An example drug delivery device may involve a needle-based injection system as described in Table 1 of section 5.2 of ISO 11608-1 :2014(E). As described in ISO 11608-1 :2014(E), needle-based injection systems may be broadly distinguished into multi-dose container systems and single-dose (with partial or full evacuation) container systems. The container may be a replaceable container or an integrated non- replaceable container.

As further described in ISO 11608-1 :2014(E), a multi-dose container system may involve a needle-based injection device with a replaceable container. In such a system, each container holds multiple doses, the size of which may be fixed or variable (pre-set by the user). Another multi-dose container system may involve a needle-based injection device with an integrated non-replaceable container. In such a system, each container holds multiple doses, the size of which may be fixed or variable (pre-set by the user).

As further described in ISO 11608-1 :2014(E), a single-dose container system may involve a needle-based injection device with a replaceable container.

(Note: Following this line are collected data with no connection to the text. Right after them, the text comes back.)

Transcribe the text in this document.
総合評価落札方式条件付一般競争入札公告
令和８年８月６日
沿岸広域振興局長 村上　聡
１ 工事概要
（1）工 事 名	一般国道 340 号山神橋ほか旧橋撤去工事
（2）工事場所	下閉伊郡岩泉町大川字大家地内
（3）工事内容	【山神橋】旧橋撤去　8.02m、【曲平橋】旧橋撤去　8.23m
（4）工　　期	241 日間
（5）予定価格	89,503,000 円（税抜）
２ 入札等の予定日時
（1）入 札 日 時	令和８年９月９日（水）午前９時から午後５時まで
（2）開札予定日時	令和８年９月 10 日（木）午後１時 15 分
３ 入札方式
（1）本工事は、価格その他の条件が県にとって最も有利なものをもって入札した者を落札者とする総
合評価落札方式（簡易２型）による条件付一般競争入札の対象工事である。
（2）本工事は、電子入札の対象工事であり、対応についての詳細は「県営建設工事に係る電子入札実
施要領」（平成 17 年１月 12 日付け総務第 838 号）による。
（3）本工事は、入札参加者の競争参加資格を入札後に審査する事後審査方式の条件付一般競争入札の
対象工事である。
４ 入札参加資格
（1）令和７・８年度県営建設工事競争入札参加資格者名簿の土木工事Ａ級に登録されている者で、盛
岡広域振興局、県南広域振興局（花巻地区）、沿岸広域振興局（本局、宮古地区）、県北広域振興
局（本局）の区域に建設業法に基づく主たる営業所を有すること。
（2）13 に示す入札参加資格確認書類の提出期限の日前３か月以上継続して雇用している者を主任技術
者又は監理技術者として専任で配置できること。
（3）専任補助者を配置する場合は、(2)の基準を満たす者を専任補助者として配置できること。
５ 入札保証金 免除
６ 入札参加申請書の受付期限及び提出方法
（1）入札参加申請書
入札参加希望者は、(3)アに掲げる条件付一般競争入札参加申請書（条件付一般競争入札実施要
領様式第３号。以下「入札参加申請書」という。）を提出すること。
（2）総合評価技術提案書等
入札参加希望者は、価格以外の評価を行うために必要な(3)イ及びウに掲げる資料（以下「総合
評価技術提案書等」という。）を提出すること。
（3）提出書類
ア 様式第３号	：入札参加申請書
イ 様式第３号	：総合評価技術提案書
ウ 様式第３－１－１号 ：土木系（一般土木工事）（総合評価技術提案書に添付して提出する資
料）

In one example for such a system, each container holds a single dose, whereby the entire deliverable volume is expelled (full evacuation). In a further example, each container holds a single dose, whereby a portion of the deliverable volume is expelled (partial evacuation). As also described in ISO 11608-1 :2014(E), a single-dose container system may involve a needle-based injection device with an integrated non-replaceable container. In one example for such a system, each container holds a single dose, whereby the entire deliverable volume is expelled (full evacuation). In a further example, each container holds a single dose, whereby a portion of the deliverable volume is expelled (partial evacuation).